La Haute Autorité de la Communication (HAC) a annoncé, dans un communiqué lu ce mardi sur les antennes de la télévision nationale, la suspension immédiate des réseaux sociaux sur l’ensemble du territoire gabonais. La décision a été prise à l’issue d’une séance plénière ordinaire tenue le 17 février 2026 au siège de l’institution, sous la présidence de Germain Ngoyo Moussavou.
Selon le régulateur, cette mesure vise à « faire face à des dérives potentiellement conflictogènes » observées sur les plateformes numériques accessibles au Gabon.
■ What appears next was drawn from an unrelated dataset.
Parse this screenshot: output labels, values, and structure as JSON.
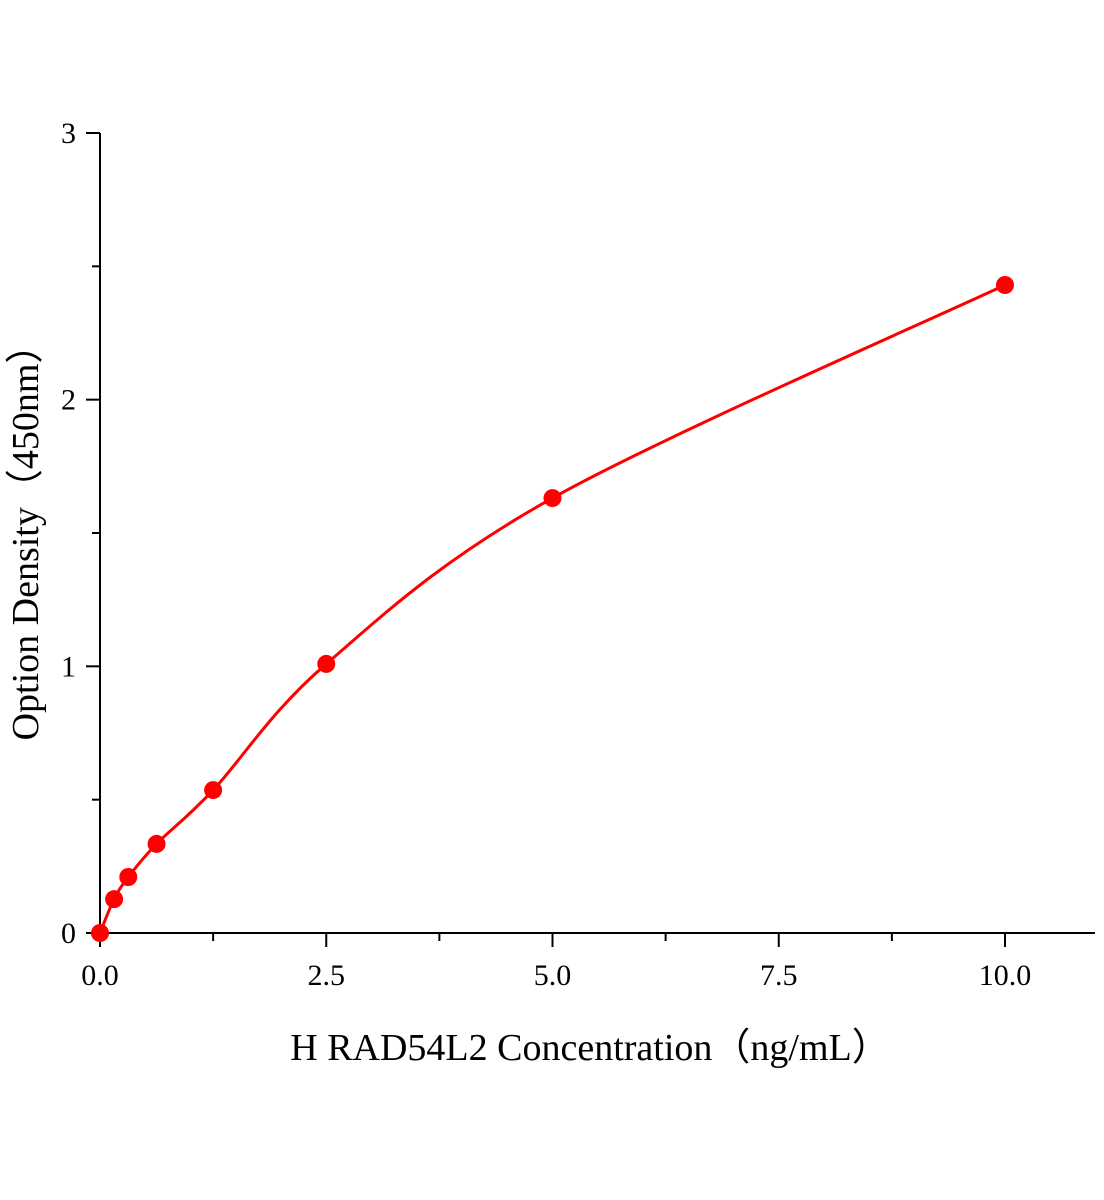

La HAC déplore la diffusion récurrente de contenus jugés inappropriés, diffamatoires, haineux et injurieux, portant atteinte à la dignité humaine, à l’honneur des citoyens, à la cohésion sociale, à la stabilité des institutions et à la sécurité nationale.
L’institution relève que certains activistes feraient un usage abusif des réseaux sociaux pour ternir l’image d’institutions, de personnalités publiques et de simples citoyens, en violation notamment de la loi n°019/2016 du 9 août 2016 portant Code de la communication en République gabonaise.
Parmi les faits incriminés figurent la diffusion de propos diffamatoires, la propagation de fausses informations susceptibles de troubler l’ordre public, le cyberharcèlement organisé contre des individus et des institutions, ainsi que la divulgation non autorisée de données personnelles.
La HAC rappelle que ces actes constituent des infractions sévèrement réprimées par les textes nationaux et internationaux en vigueur. Elle condamne également ce qu’elle qualifie d’« indifférence » des grandes plateformes numériques face aux contenus illicites, dénonçant une absence de véritable volonté de modération.
Tout en réaffirmant son attachement à la liberté d’expression, droit fondamental garanti au Gabon, la Haute Autorité souligne que celle-ci ne saurait s’exercer en violation flagrante des lois. Selon elle, les agissements constatés sont susceptibles d’engendrer des conflits sociaux, de fragiliser les institutions de la République et de mettre en péril l’unité nationale ainsi que les acquis démocratiques.
La suspension restera en vigueur jusqu’à nouvel ordre.